A few of the questions to consider when thinking about your current situation:

 • Is there a solve-able problem at your current firm?
   - If yes, have you communicated with someone that is empowered to make that change?
   - Have you given your firm an adequate amount of time to make the necessary changes?

 • If you’re a ladder climber, and opportunity knocks, is it worth going after your destiny or is it
   better to vest more time with your current employer?

   - How much risk is involved?
   - What is the upside vs. downside?

If you have taken some time to consider those questions and you still aren’t sure if it’s time to change jobs, there are a few indicators to help you figure it out. Below are some of the situations that might mean its time to start looking at what’s out there:

You don’t fit in.  Maybe you and your coworkers are like oil and water; or maybe you have serious value differences with the company on how the business is run.

Your career hasn’t gone anywhere since you got there and you can’t see “up”. Having room to grow and learn is important in a career; you do a better job when you’re engaged in what you’re doing.  Whether it’s getting a promotion or just expanding your skill set, new responsibilities can help you enjoy your job more.

Your personal values and needs have changed. You could have had the “perfect job” at one point, but because of a changing lifestyle or different family needs your job doesn’t fit you anymore.

You’re not valued.

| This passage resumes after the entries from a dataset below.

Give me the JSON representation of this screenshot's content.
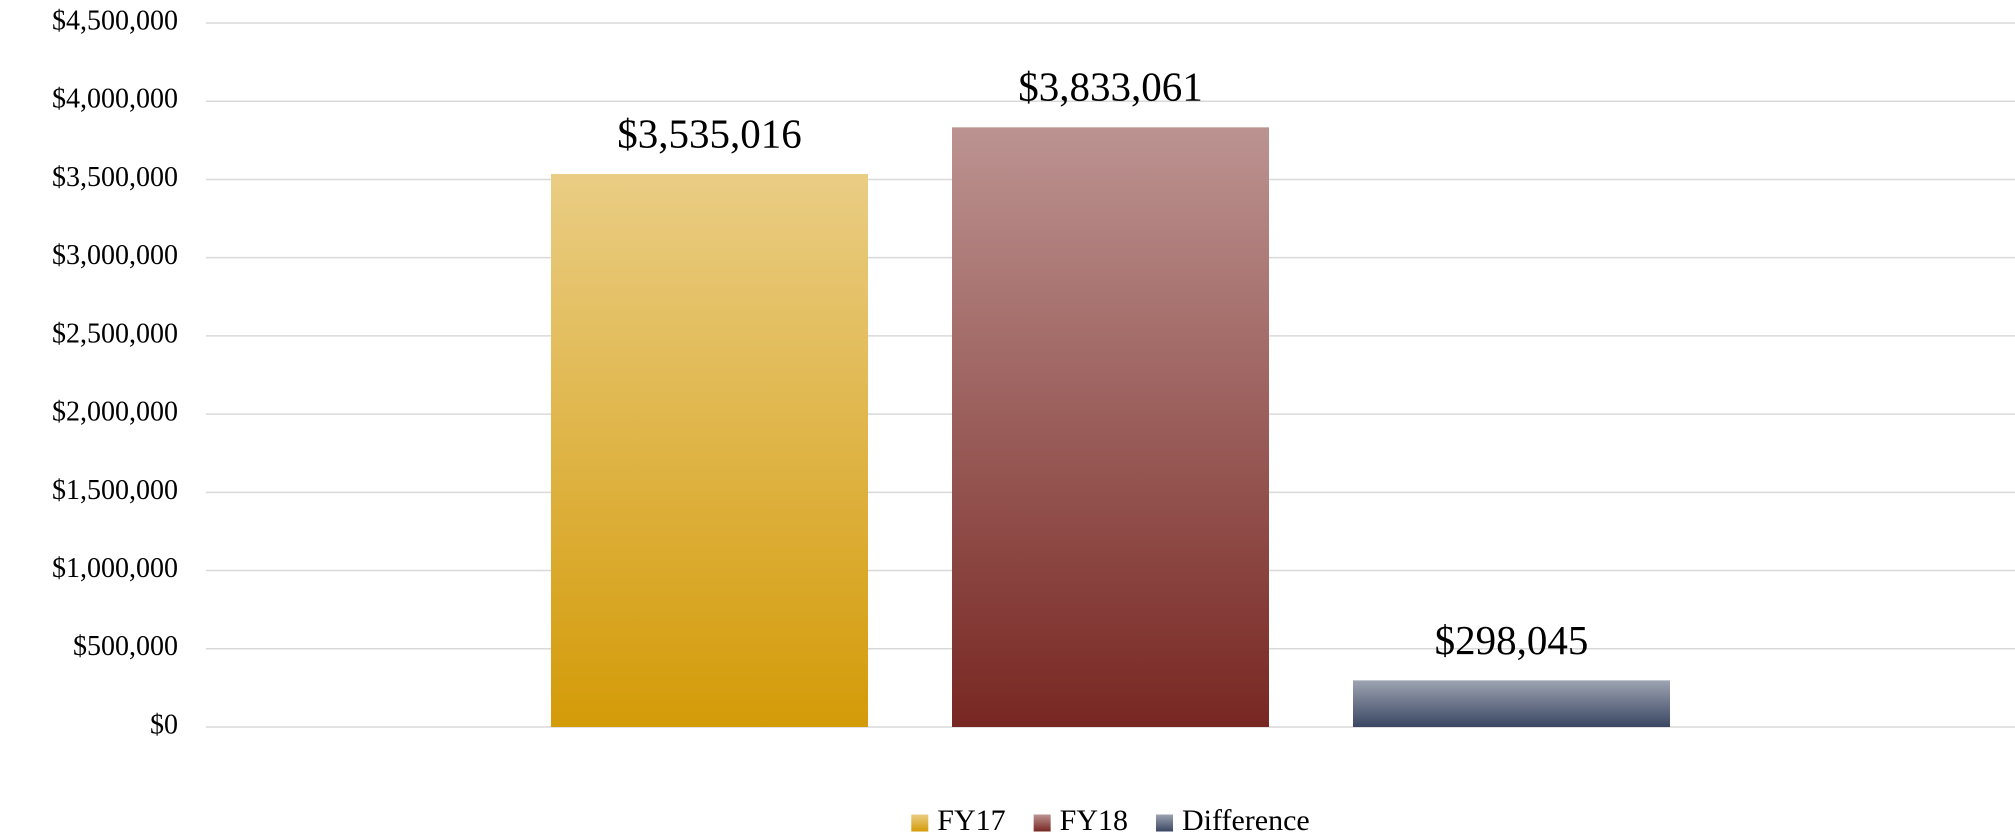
{
  "chart_data": {
    "type": "bar",
    "categories": [
      null
    ],
    "series": [
      {
        "name": "FY17",
        "color": "#d49b08",
        "values": [
          3535016
        ],
        "value_labels": [
          "$3,535,016"
        ]
      },
      {
        "name": "FY18",
        "color": "#782722",
        "values": [
          3833061
        ],
        "value_labels": [
          "$3,833,061"
        ]
      },
      {
        "name": "Difference",
        "color": "#3a4663",
        "values": [
          298045
        ],
        "value_labels": [
          "$298,045"
        ]
      }
    ],
    "ylim": [
      0,
      4500000
    ],
    "yticks": [
      {
        "value": 0,
        "label": "$0"
      },
      {
        "value": 500000,
        "label": "$500,000"
      },
      {
        "value": 1000000,
        "label": "$1,000,000"
      },
      {
        "value": 1500000,
        "label": "$1,500,000"
      },
      {
        "value": 2000000,
        "label": "$2,000,000"
      },
      {
        "value": 2500000,
        "label": "$2,500,000"
      },
      {
        "value": 3000000,
        "label": "$3,000,000"
      },
      {
        "value": 3500000,
        "label": "$3,500,000"
      },
      {
        "value": 4000000,
        "label": "$4,000,000"
      },
      {
        "value": 4500000,
        "label": "$4,500,000"
      }
    ],
    "grid": true,
    "legend": "bottom"
  }
}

If you feel like you’re not appreciated or that you’re “just a number” for the company. Great employees want to feel like they’re making a difference and not just punching a timecard.

You dread going to work in the mornings Think about where your current level of satisfaction is on a scale of 1 to 10 (10 you jump up on Mondays and are glad the weekend is finally over, 1 someone has to convince you to go back to work on Monday) at your current position. If you stay where you are, will that still be how you feel one year from now?

While it can be scary to consider leaving your current position, you should remember that you deserve to have a job that you love where you are able to show your full potential and you feel appreciated for the job that you do.